The purification ritual for a healed leper involved two birds. One was killed. The other was dipped in the dead bird's blood, mixed with spring water, and released over an open field. The Targum Jonathan adds a detail that transforms the ritual into a prophecy: if the person's leprosy returned, "the living bird will come back to his house on that day, and may be held fit to be eaten."

This is extraordinary. The Hebrew Bible says nothing about the bird returning. The Targum turns the released bird into a living diagnostic tool—a biological omen that tracks the spiritual state of the healed person. If the bird flies away and stays gone, the healing holds. If it returns, the disease will follow.

The same detail appears again with house leprosy. When a house was purified using the two-bird ritual, the Targum adds: "if it is to be that the house will be again struck with leprosy, the bird on that day will return." The killed bird, meanwhile, "shall the priest bury in the presence of the leper"—another Targum addition, specifying respectful disposal of the sacrificial animal.

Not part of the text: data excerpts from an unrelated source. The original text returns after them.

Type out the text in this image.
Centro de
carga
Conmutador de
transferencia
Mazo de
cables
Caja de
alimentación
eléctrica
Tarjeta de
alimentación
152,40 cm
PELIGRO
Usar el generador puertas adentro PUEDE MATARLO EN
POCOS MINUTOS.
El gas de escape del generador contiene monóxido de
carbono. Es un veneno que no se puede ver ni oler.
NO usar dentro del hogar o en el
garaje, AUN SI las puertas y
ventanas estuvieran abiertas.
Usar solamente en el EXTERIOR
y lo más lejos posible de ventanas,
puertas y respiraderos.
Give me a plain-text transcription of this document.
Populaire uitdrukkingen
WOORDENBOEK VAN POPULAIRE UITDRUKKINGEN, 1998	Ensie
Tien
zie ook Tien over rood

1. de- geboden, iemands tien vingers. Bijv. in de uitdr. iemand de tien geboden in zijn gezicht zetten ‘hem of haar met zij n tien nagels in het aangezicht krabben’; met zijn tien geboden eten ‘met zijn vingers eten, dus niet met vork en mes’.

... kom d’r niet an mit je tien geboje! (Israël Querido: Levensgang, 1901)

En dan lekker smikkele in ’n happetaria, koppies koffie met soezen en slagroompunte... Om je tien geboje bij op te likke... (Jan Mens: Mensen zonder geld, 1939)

The chapter describes house leprosy in Canaan with a moral twist. The Targum says God placed the plague specifically in houses built "by rapine"—through robbery or exploitation. The Hebrew Bible simply says "I put the plague of leprosy in a house." The Targum explains why: the house was corrupt because its construction was corrupt.

The color of house leprosy gets precision: "like two beans crushed with stones"—green or red spots that go deeper than the wall surface. The bean comparison is pure Targum, giving builders and priests a practical reference for identifying the plague.

At the chapter's end, the Targum distinguishes between "the day of darkness in which they may not be able to see the plague, and the day of light." Diagnosis required proper lighting. Even sacred law had practical limits.